Marcus Bosch

marcus-bosch © Thomas Niedermüller
Marcus Bosch ist seit 2011 Generalmusikdirektor des Staatstheaters und der Staatsphilharmonie Nürnberg und seit 2016 Erster Gastdirigent der Südwestdeutschen Philharmonie Konstanz.
Seit 2010 leitet er als Künstlerischer Direktor die Opernfestspiele Heidenheim und ist Mitgründer und Leiter des Festivalorchesters Cappella Aquileia. 2016 wurde er als ordentlicher Professor für Dirigieren an die HMT München berufen.

Die Anfänge

Nach seinem Debüt im Alter von 24 Jahren bei der Deutschen Staatsphilharmonie Rheinland-Pfalz entschied sich der deutsche Dirigent brasilianisch-italienischer Abstammung für die klassische Kapellmeisterlaufbahn, die ihn an die Staatstheater Wiesbaden und Saarbrücken sowie zum Staatsorchester Halle führte. Von 2002 bis 2012 war Marcus Bosch dann mit großem Erfolg Generalmusikdirektor der Stadt Aachen und begann seine internationale Karriere.

Als Gast dirigierte er über 100 Orchester in Europa, Asien und Amerika, darunter die Staatskapelle Dresden, die Münchner Philharmoniker, das Orchestre National des Belgique, das Orchestre Philharmonique du Luxembourg, das Orchestre National de Lyon, das Orchestre de la Suisse Romande, das Orchestra Nazionale della RAI Torino, das RSB und DSO Berlin, das MDR Sinfonieorchester und die Deutsche Radiophilharmonie.

Aktuell

In der Spielzeit 2017/18 stehen u.a.

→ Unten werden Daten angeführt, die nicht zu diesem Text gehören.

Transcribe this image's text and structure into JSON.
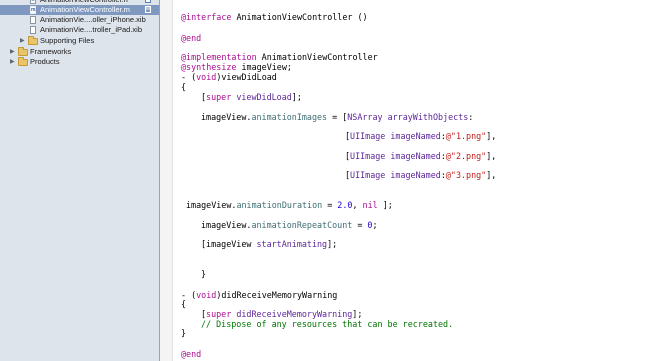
{
  "sidebar": {
    "rows": [
      {
        "label": "AnimationViewController.h",
        "type": "file",
        "icon_letter": "h",
        "badge": "A",
        "selected": false
      },
      {
        "label": "AnimationViewController.m",
        "type": "file",
        "icon_letter": "m",
        "badge": "M",
        "selected": true
      },
      {
        "label": "AnimationVie....oller_iPhone.xib",
        "type": "file",
        "icon_letter": "",
        "badge": "",
        "selected": false
      },
      {
        "label": "AnimationVie....troller_iPad.xib",
        "type": "file",
        "icon_letter": "",
        "badge": "",
        "selected": false
      },
      {
        "label": "Supporting Files",
        "type": "folder",
        "selected": false
      },
      {
        "label": "Frameworks",
        "type": "folder",
        "selected": false
      },
      {
        "label": "Products",
        "type": "folder",
        "selected": false
      }
    ]
  },
  "editor": {
    "colors": {
      "keyword": "#aa0d91",
      "class": "#5c2699",
      "property": "#3f6e74",
      "number": "#1c00cf",
      "string": "#c41a16",
      "comment": "#007400"
    },
    "lines": [
      {
        "tokens": [
          {
            "t": "@interface",
            "c": "kw"
          },
          {
            "t": " AnimationViewController ()",
            "c": "plain"
          }
        ]
      },
      {
        "tokens": [
          {
            "t": "@end",
            "c": "kw"
          }
        ]
      },
      {
        "tokens": [
          {
            "t": "@implementation",
            "c": "kw"
          },
          {
            "t": " AnimationViewController",
            "c": "plain"
          }
        ]
      },
      {
        "tokens": [
          {
            "t": "@synthesize",
            "c": "kw"
          },
          {
            "t": " imageView;",
            "c": "plain"
          }
        ]
      },
      {
        "tokens": [
          {
            "t": "- (",
            "c": "plain"
          },
          {
            "t": "void",
            "c": "kw"
          },
          {
            "t": ")viewDidLoad",
            "c": "plain"
          }
        ]
      },
      {
        "tokens": [
          {
            "t": "{",
            "c": "plain"
          }
        ]
      },
      {
        "tokens": [
          {
            "t": "[",
            "c": "plain"
          },
          {
            "t": "super",
            "c": "kw"
          },
          {
            "t": " ",
            "c": "plain"
          },
          {
            "t": "viewDidLoad",
            "c": "cls"
          },
          {
            "t": "];",
            "c": "plain"
          }
        ]
      },
      {
        "tokens": [
          {
            "t": "imageView",
            "c": "plain"
          },
          {
            "t": ".",
            "c": "plain"
          },
          {
            "t": "animationImages",
            "c": "prop"
          },
          {
            "t": " = [",
            "c": "plain"
          },
          {
            "t": "NSArray",
            "c": "cls"
          },
          {
            "t": " ",
            "c": "plain"
          },
          {
            "t": "arrayWithObjects",
            "c": "cls"
          },
          {
            "t": ":",
            "c": "plain"
          }
        ]
      },
      {
        "tokens": [
          {
            "t": "[",
            "c": "plain"
          },
          {
            "t": "UIImage",
            "c": "cls"
          },
          {
            "t": " ",
            "c": "plain"
          },
          {
            "t": "imageNamed",
            "c": "cls"
          },
          {
            "t": ":",
            "c": "plain"
          },
          {
            "t": "@\"1.png\"",
            "c": "str"
          },
          {
            "t": "],",
            "c": "plain"
          }
        ]
      },
      {
        "tokens": [
          {
            "t": "[",
            "c": "plain"
          },
          {
            "t": "UIImage",
            "c": "cls"
          },
          {
            "t": " ",
            "c": "plain"
          },
          {
            "t": "imageNamed",
            "c": "cls"
          },
          {
            "t": ":",
            "c": "plain"
          },
          {
            "t": "@\"2.png\"",
            "c": "str"
          },
          {
            "t": "],",
            "c": "plain"
          }
        ]
      },
      {
        "tokens": [
          {
            "t": "[",
            "c": "plain"
          },
          {
            "t": "UIImage",
            "c": "cls"
          },
          {
            "t": " ",
            "c": "plain"
          },
          {
            "t": "imageNamed",
            "c": "cls"
          },
          {
            "t": ":",
            "c": "plain"
          },
          {
            "t": "@\"3.png\"",
            "c": "str"
          },
          {
            "t": "],",
            "c": "plain"
          }
        ]
      },
      {
        "tokens": [
          {
            "t": "imageView",
            "c": "plain"
          },
          {
            "t": ".",
            "c": "plain"
          },
          {
            "t": "animationDuration",
            "c": "prop"
          },
          {
            "t": " = ",
            "c": "plain"
          },
          {
            "t": "2.0",
            "c": "num"
          },
          {
            "t": ", ",
            "c": "plain"
          },
          {
            "t": "nil",
            "c": "kw"
          },
          {
            "t": " ];",
            "c": "plain"
          }
        ]
      },
      {
        "tokens": [
          {
            "t": "imageView",
            "c": "plain"
          },
          {
            "t": ".",
            "c": "plain"
          },
          {
            "t": "animationRepeatCount",
            "c": "prop"
          },
          {
            "t": " = ",
            "c": "plain"
          },
          {
            "t": "0",
            "c": "num"
          },
          {
            "t": ";",
            "c": "plain"
          }
        ]
      },
      {
        "tokens": [
          {
            "t": "[",
            "c": "plain"
          },
          {
            "t": "imageView",
            "c": "plain"
          },
          {
            "t": " ",
            "c": "plain"
          },
          {
            "t": "startAnimating",
            "c": "cls"
          },
          {
            "t": "];",
            "c": "plain"
          }
        ]
      },
      {
        "tokens": [
          {
            "t": "}",
            "c": "plain"
          }
        ]
      },
      {
        "tokens": [
          {
            "t": "- (",
            "c": "plain"
          },
          {
            "t": "void",
            "c": "kw"
          },
          {
            "t": ")didReceiveMemoryWarning",
            "c": "plain"
          }
        ]
      },
      {
        "tokens": [
          {
            "t": "{",
            "c": "plain"
          }
        ]
      },
      {
        "tokens": [
          {
            "t": "[",
            "c": "plain"
          },
          {
            "t": "super",
            "c": "kw"
          },
          {
            "t": " ",
            "c": "plain"
          },
          {
            "t": "didReceiveMemoryWarning",
            "c": "cls"
          },
          {
            "t": "];",
            "c": "plain"
          }
        ]
      },
      {
        "tokens": [
          {
            "t": "// Dispose of any resources that can be recreated.",
            "c": "cmt"
          }
        ]
      },
      {
        "tokens": [
          {
            "t": "}",
            "c": "plain"
          }
        ]
      },
      {
        "tokens": [
          {
            "t": "@end",
            "c": "kw"
          }
        ]
      }
    ]
  }
}
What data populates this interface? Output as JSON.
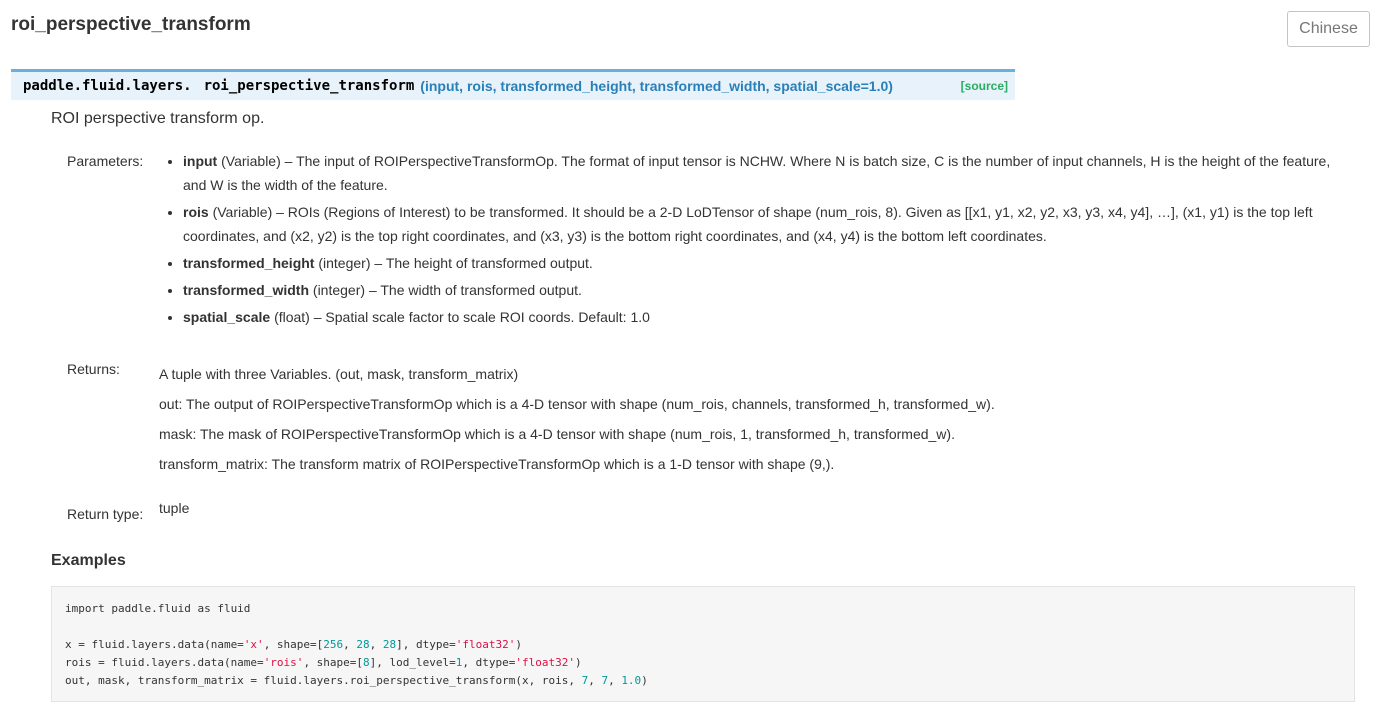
{
  "page": {
    "title": "roi_perspective_transform",
    "lang_button": "Chinese"
  },
  "signature": {
    "prefix": "paddle.fluid.layers.",
    "name": "roi_perspective_transform",
    "params": "(input, rois, transformed_height, transformed_width, spatial_scale=1.0)",
    "source": "[source]"
  },
  "description": "ROI perspective transform op.",
  "parameters": {
    "label": "Parameters:",
    "items": [
      {
        "name": "input",
        "type": "(Variable)",
        "desc": "– The input of ROIPerspectiveTransformOp. The format of input tensor is NCHW. Where N is batch size, C is the number of input channels, H is the height of the feature, and W is the width of the feature."
      },
      {
        "name": "rois",
        "type": "(Variable)",
        "desc": "– ROIs (Regions of Interest) to be transformed. It should be a 2-D LoDTensor of shape (num_rois, 8). Given as [[x1, y1, x2, y2, x3, y3, x4, y4], …], (x1, y1) is the top left coordinates, and (x2, y2) is the top right coordinates, and (x3, y3) is the bottom right coordinates, and (x4, y4) is the bottom left coordinates."
      },
      {
        "name": "transformed_height",
        "type": "(integer)",
        "desc": "– The height of transformed output."
      },
      {
        "name": "transformed_width",
        "type": "(integer)",
        "desc": "– The width of transformed output."
      },
      {
        "name": "spatial_scale",
        "type": "(float)",
        "desc": "– Spatial scale factor to scale ROI coords. Default: 1.0"
      }
    ]
  },
  "returns": {
    "label": "Returns:",
    "lines": [
      "A tuple with three Variables. (out, mask, transform_matrix)",
      "out: The output of ROIPerspectiveTransformOp which is a 4-D tensor with shape (num_rois, channels, transformed_h, transformed_w).",
      "mask: The mask of ROIPerspectiveTransformOp which is a 4-D tensor with shape (num_rois, 1, transformed_h, transformed_w).",
      "transform_matrix: The transform matrix of ROIPerspectiveTransformOp which is a 1-D tensor with shape (9,)."
    ]
  },
  "return_type": {
    "label": "Return type:",
    "value": "tuple"
  },
  "examples": {
    "title": "Examples",
    "code": {
      "import": "import paddle.fluid as fluid",
      "x_pre": "x = fluid.layers.data(name=",
      "x_name": "'x'",
      "x_mid": ", shape=[",
      "x_s1": "256",
      "x_s2": "28",
      "x_s3": "28",
      "x_mid2": "], dtype=",
      "x_dtype": "'float32'",
      "rois_pre": "rois = fluid.layers.data(name=",
      "rois_name": "'rois'",
      "rois_mid": ", shape=[",
      "rois_s1": "8",
      "rois_mid2": "], lod_level=",
      "rois_lod": "1",
      "rois_mid3": ", dtype=",
      "rois_dtype": "'float32'",
      "out_pre": "out, mask, transform_matrix = fluid.layers.roi_perspective_transform(x, rois, ",
      "out_a1": "7",
      "out_a2": "7",
      "out_a3": "1.0"
    }
  }
}
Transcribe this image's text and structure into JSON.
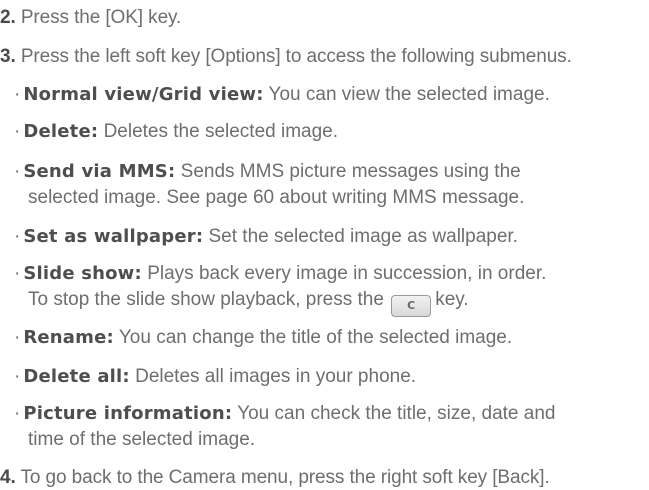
{
  "steps": {
    "s2": {
      "num": "2.",
      "text": "Press the [OK] key."
    },
    "s3": {
      "num": "3.",
      "text": "Press the left soft key [Options] to access the following submenus."
    },
    "s4": {
      "num": "4.",
      "text": "To go back to the Camera menu, press the right soft key [Back]."
    }
  },
  "bullet_char": "·",
  "items": [
    {
      "term": "Normal view/Grid view:",
      "line1": "You can view the selected image."
    },
    {
      "term": "Delete:",
      "line1": "Deletes the selected image."
    },
    {
      "term": "Send via MMS:",
      "line1": "Sends MMS picture messages using the",
      "line2": "selected image. See page 60 about writing MMS message."
    },
    {
      "term": "Set as wallpaper:",
      "line1": "Set the selected image as wallpaper."
    },
    {
      "term": "Slide show:",
      "line1": "Plays back every image in succession, in order.",
      "line2a": "To stop the slide show playback, press the",
      "key_label": "C",
      "line2b": "key."
    },
    {
      "term": "Rename:",
      "line1": "You can change the title of the selected image."
    },
    {
      "term": "Delete all:",
      "line1": "Deletes all images in your phone."
    },
    {
      "term": "Picture information:",
      "line1": "You can check the title, size, date and",
      "line2": "time of the selected image."
    }
  ]
}
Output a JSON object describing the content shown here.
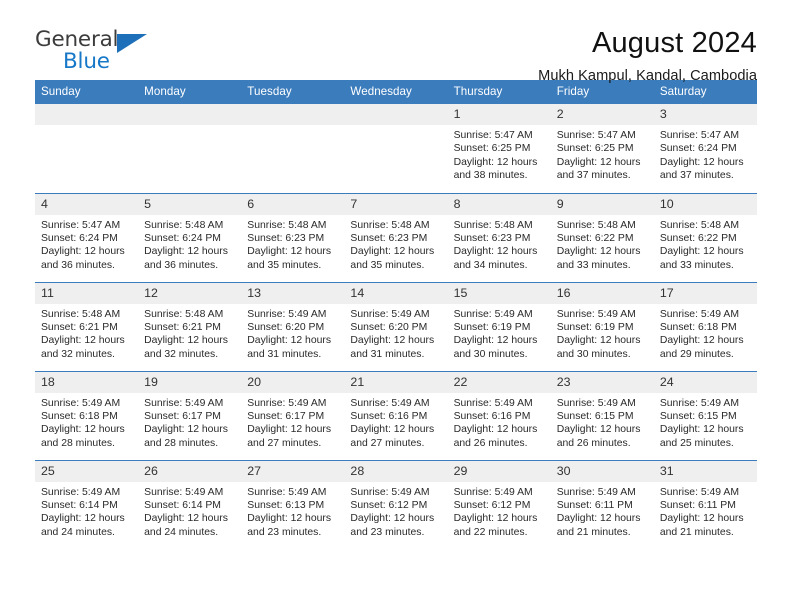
{
  "brand": {
    "name_top": "General",
    "name_bottom": "Blue",
    "accent_color": "#1878c8",
    "triangle_color": "#1c6fb8"
  },
  "header": {
    "month_title": "August 2024",
    "location": "Mukh Kampul, Kandal, Cambodia",
    "header_bg_color": "#3b7cbd"
  },
  "weekday_headers": [
    "Sunday",
    "Monday",
    "Tuesday",
    "Wednesday",
    "Thursday",
    "Friday",
    "Saturday"
  ],
  "labels": {
    "sunrise_prefix": "Sunrise:",
    "sunset_prefix": "Sunset:",
    "daylight_prefix": "Daylight:"
  },
  "weeks": [
    [
      {
        "day": "",
        "empty": true
      },
      {
        "day": "",
        "empty": true
      },
      {
        "day": "",
        "empty": true
      },
      {
        "day": "",
        "empty": true
      },
      {
        "day": "1",
        "sunrise": "Sunrise: 5:47 AM",
        "sunset": "Sunset: 6:25 PM",
        "daylight_line1": "Daylight: 12 hours",
        "daylight_line2": "and 38 minutes."
      },
      {
        "day": "2",
        "sunrise": "Sunrise: 5:47 AM",
        "sunset": "Sunset: 6:25 PM",
        "daylight_line1": "Daylight: 12 hours",
        "daylight_line2": "and 37 minutes."
      },
      {
        "day": "3",
        "sunrise": "Sunrise: 5:47 AM",
        "sunset": "Sunset: 6:24 PM",
        "daylight_line1": "Daylight: 12 hours",
        "daylight_line2": "and 37 minutes."
      }
    ],
    [
      {
        "day": "4",
        "sunrise": "Sunrise: 5:47 AM",
        "sunset": "Sunset: 6:24 PM",
        "daylight_line1": "Daylight: 12 hours",
        "daylight_line2": "and 36 minutes."
      },
      {
        "day": "5",
        "sunrise": "Sunrise: 5:48 AM",
        "sunset": "Sunset: 6:24 PM",
        "daylight_line1": "Daylight: 12 hours",
        "daylight_line2": "and 36 minutes."
      },
      {
        "day": "6",
        "sunrise": "Sunrise: 5:48 AM",
        "sunset": "Sunset: 6:23 PM",
        "daylight_line1": "Daylight: 12 hours",
        "daylight_line2": "and 35 minutes."
      },
      {
        "day": "7",
        "sunrise": "Sunrise: 5:48 AM",
        "sunset": "Sunset: 6:23 PM",
        "daylight_line1": "Daylight: 12 hours",
        "daylight_line2": "and 35 minutes."
      },
      {
        "day": "8",
        "sunrise": "Sunrise: 5:48 AM",
        "sunset": "Sunset: 6:23 PM",
        "daylight_line1": "Daylight: 12 hours",
        "daylight_line2": "and 34 minutes."
      },
      {
        "day": "9",
        "sunrise": "Sunrise: 5:48 AM",
        "sunset": "Sunset: 6:22 PM",
        "daylight_line1": "Daylight: 12 hours",
        "daylight_line2": "and 33 minutes."
      },
      {
        "day": "10",
        "sunrise": "Sunrise: 5:48 AM",
        "sunset": "Sunset: 6:22 PM",
        "daylight_line1": "Daylight: 12 hours",
        "daylight_line2": "and 33 minutes."
      }
    ],
    [
      {
        "day": "11",
        "sunrise": "Sunrise: 5:48 AM",
        "sunset": "Sunset: 6:21 PM",
        "daylight_line1": "Daylight: 12 hours",
        "daylight_line2": "and 32 minutes."
      },
      {
        "day": "12",
        "sunrise": "Sunrise: 5:48 AM",
        "sunset": "Sunset: 6:21 PM",
        "daylight_line1": "Daylight: 12 hours",
        "daylight_line2": "and 32 minutes."
      },
      {
        "day": "13",
        "sunrise": "Sunrise: 5:49 AM",
        "sunset": "Sunset: 6:20 PM",
        "daylight_line1": "Daylight: 12 hours",
        "daylight_line2": "and 31 minutes."
      },
      {
        "day": "14",
        "sunrise": "Sunrise: 5:49 AM",
        "sunset": "Sunset: 6:20 PM",
        "daylight_line1": "Daylight: 12 hours",
        "daylight_line2": "and 31 minutes."
      },
      {
        "day": "15",
        "sunrise": "Sunrise: 5:49 AM",
        "sunset": "Sunset: 6:19 PM",
        "daylight_line1": "Daylight: 12 hours",
        "daylight_line2": "and 30 minutes."
      },
      {
        "day": "16",
        "sunrise": "Sunrise: 5:49 AM",
        "sunset": "Sunset: 6:19 PM",
        "daylight_line1": "Daylight: 12 hours",
        "daylight_line2": "and 30 minutes."
      },
      {
        "day": "17",
        "sunrise": "Sunrise: 5:49 AM",
        "sunset": "Sunset: 6:18 PM",
        "daylight_line1": "Daylight: 12 hours",
        "daylight_line2": "and 29 minutes."
      }
    ],
    [
      {
        "day": "18",
        "sunrise": "Sunrise: 5:49 AM",
        "sunset": "Sunset: 6:18 PM",
        "daylight_line1": "Daylight: 12 hours",
        "daylight_line2": "and 28 minutes."
      },
      {
        "day": "19",
        "sunrise": "Sunrise: 5:49 AM",
        "sunset": "Sunset: 6:17 PM",
        "daylight_line1": "Daylight: 12 hours",
        "daylight_line2": "and 28 minutes."
      },
      {
        "day": "20",
        "sunrise": "Sunrise: 5:49 AM",
        "sunset": "Sunset: 6:17 PM",
        "daylight_line1": "Daylight: 12 hours",
        "daylight_line2": "and 27 minutes."
      },
      {
        "day": "21",
        "sunrise": "Sunrise: 5:49 AM",
        "sunset": "Sunset: 6:16 PM",
        "daylight_line1": "Daylight: 12 hours",
        "daylight_line2": "and 27 minutes."
      },
      {
        "day": "22",
        "sunrise": "Sunrise: 5:49 AM",
        "sunset": "Sunset: 6:16 PM",
        "daylight_line1": "Daylight: 12 hours",
        "daylight_line2": "and 26 minutes."
      },
      {
        "day": "23",
        "sunrise": "Sunrise: 5:49 AM",
        "sunset": "Sunset: 6:15 PM",
        "daylight_line1": "Daylight: 12 hours",
        "daylight_line2": "and 26 minutes."
      },
      {
        "day": "24",
        "sunrise": "Sunrise: 5:49 AM",
        "sunset": "Sunset: 6:15 PM",
        "daylight_line1": "Daylight: 12 hours",
        "daylight_line2": "and 25 minutes."
      }
    ],
    [
      {
        "day": "25",
        "sunrise": "Sunrise: 5:49 AM",
        "sunset": "Sunset: 6:14 PM",
        "daylight_line1": "Daylight: 12 hours",
        "daylight_line2": "and 24 minutes."
      },
      {
        "day": "26",
        "sunrise": "Sunrise: 5:49 AM",
        "sunset": "Sunset: 6:14 PM",
        "daylight_line1": "Daylight: 12 hours",
        "daylight_line2": "and 24 minutes."
      },
      {
        "day": "27",
        "sunrise": "Sunrise: 5:49 AM",
        "sunset": "Sunset: 6:13 PM",
        "daylight_line1": "Daylight: 12 hours",
        "daylight_line2": "and 23 minutes."
      },
      {
        "day": "28",
        "sunrise": "Sunrise: 5:49 AM",
        "sunset": "Sunset: 6:12 PM",
        "daylight_line1": "Daylight: 12 hours",
        "daylight_line2": "and 23 minutes."
      },
      {
        "day": "29",
        "sunrise": "Sunrise: 5:49 AM",
        "sunset": "Sunset: 6:12 PM",
        "daylight_line1": "Daylight: 12 hours",
        "daylight_line2": "and 22 minutes."
      },
      {
        "day": "30",
        "sunrise": "Sunrise: 5:49 AM",
        "sunset": "Sunset: 6:11 PM",
        "daylight_line1": "Daylight: 12 hours",
        "daylight_line2": "and 21 minutes."
      },
      {
        "day": "31",
        "sunrise": "Sunrise: 5:49 AM",
        "sunset": "Sunset: 6:11 PM",
        "daylight_line1": "Daylight: 12 hours",
        "daylight_line2": "and 21 minutes."
      }
    ]
  ]
}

Debüts beim Quatar Philharmonic Orchestra und bei den Opern in Köln ("Fledermaus“-Neuproduktion) mit dem Gürzenich-Orchester und in Leipzig (Wiederaufnahmen "Tosca" und "Freischütz") mit dem Gewandhausorchester an. Als Operndirigent gastierte er u.a. an der Sächsischen Staatsoper, an der Ungarischen Staatsoper, am Theater Basel, der Göteborgs Operan und am Teatro Filarmonico Verona, Teatro Pavarotti Modena und am Teatro Claudio Abbado Ferrara ("Tristan und Isolde").

Regelmäßiger Gast ist er bei den Stuttgarter Philharmonikern und der Norddeutschen Philharmonie Rostock. Eine langjährige Zusammenarbeit verbindet ihn mit dem Orquesta Sinfonica de Gran Canaria, der Komischen Oper und der Hamburgischen Staatsoper, wo er seit seinem Debüt mit "Fidelio" 2005 u.a. "Die Entführung aus dem Serail", "Der Freischütz", "Falstaff", "Macbeth" und "Der fliegende Holländer" dirigiert hat und mit der Eröffnungspremiere der Spielzeit 2013/14 "Meister und Margarita" von York Höller einen überwältigenden Erfolg feierte.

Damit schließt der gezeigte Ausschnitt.